This is from Chapter IV, Sec 17 of what you sent me that you said was the Hague convention.
What you quote here is the text from Article 17 of the Hague convention on INTERNATIONAL ADOPTIONS. What I cited, was the Hague convention on NATIONALITY. The Hague convention on INTERNATIONAL ADOPTION says ABSOLUTELY NOTHING regarding the nationality or citizenship of adopted children.
Let's go back to the beginning.
Here's what you wrote:
The US is a signatory to the Hague Conventions standards for international adoption, and those rules do allow the legal parents and guardians to renounce any former citizenship of a custodial minor.
That's absolutely INCORRECT.
There is absolutely NOTHING in the Hague convention on international adoption concerning nationality or citizenship. NOTHING. I previously provided you a link to the full text of the Hague convention on international adoption, and you will not find a single instance regarding nationality or citizenship.
What governs nationality is the Hague convention on nationality. And with regard to nationality and adoption, it clearly says that a child may lose their nationality due to adoption ONLY OF THE STATE THE CHILD IS BEING ADOPTED FROM ALLOWS A CHILD TO LOSE THEIR NATIONALITY DUE TO ADOPTION.
The United States, under the Immigration and Nationality Act of 1952, had NO PROVISION FOR A CHILD TO LOSE THEIR US CITIZENSHIP DUE TO ADOPTION.
So let's summarize.
1. The Hague convention on international adoption says absolutely nothing regarding a child losing their citizenship as a result of being adopted.
2. The Hague convention on nationality says that a child may lose their citizenship as a result of adoption if the state the child is being adopted from recognizes loss of nationality due to adoption. If it does not, then the child cannot lose their nationality as a result of adoption.
3. The Immigration and Nationality Act of 1952 contains no provision for a child losing their US citizenship as a result of being adopted.
You get it now?
It means that even if Obama were adopted, he COULD NOT have lost his US citizenship.
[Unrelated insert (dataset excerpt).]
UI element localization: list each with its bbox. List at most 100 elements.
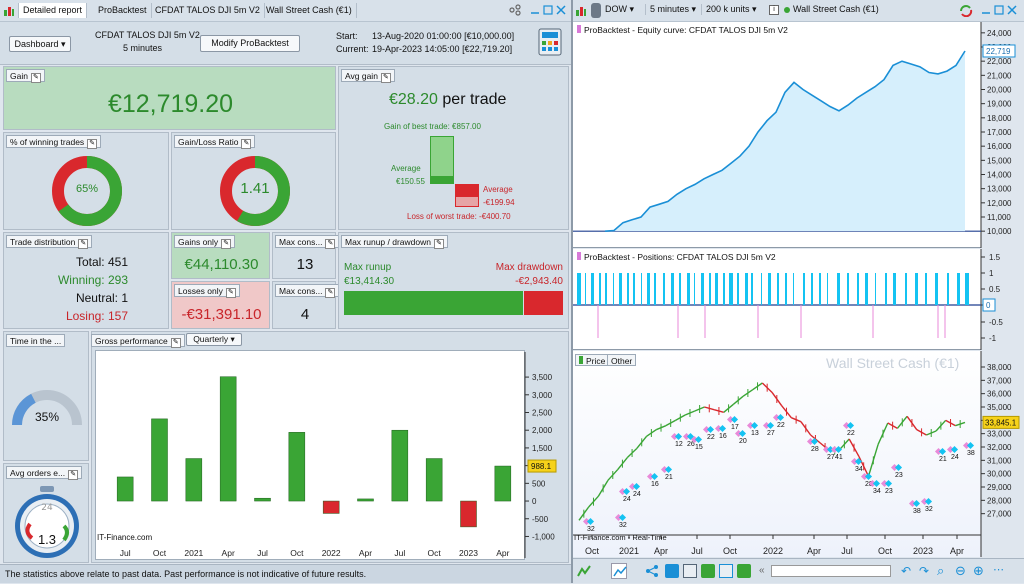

OK, lets go to a couurt of law and test all this. Hussein probably WAS adopted. Indonesian law said that he can’t have dual citizenship if he resided there for as long as he did, buty he did reside there. YOU say US Immigration law forbids him losing his citizenship by adoption. Haul out his BC, and argue it in a court of law. I say enough doubt exists for a judicial precedent to be established. None of this has ever happened before. We deserve to have precedent established. But again you don’t feel that it is necessary to see the evidence that establishes whether or not he was ever granted INDONESIAN citizenship. If he had been, than he CANNOT be a natural born citizen, especially after having been BORN a British citizen, and a Kenyan citizen, and a a US citizen.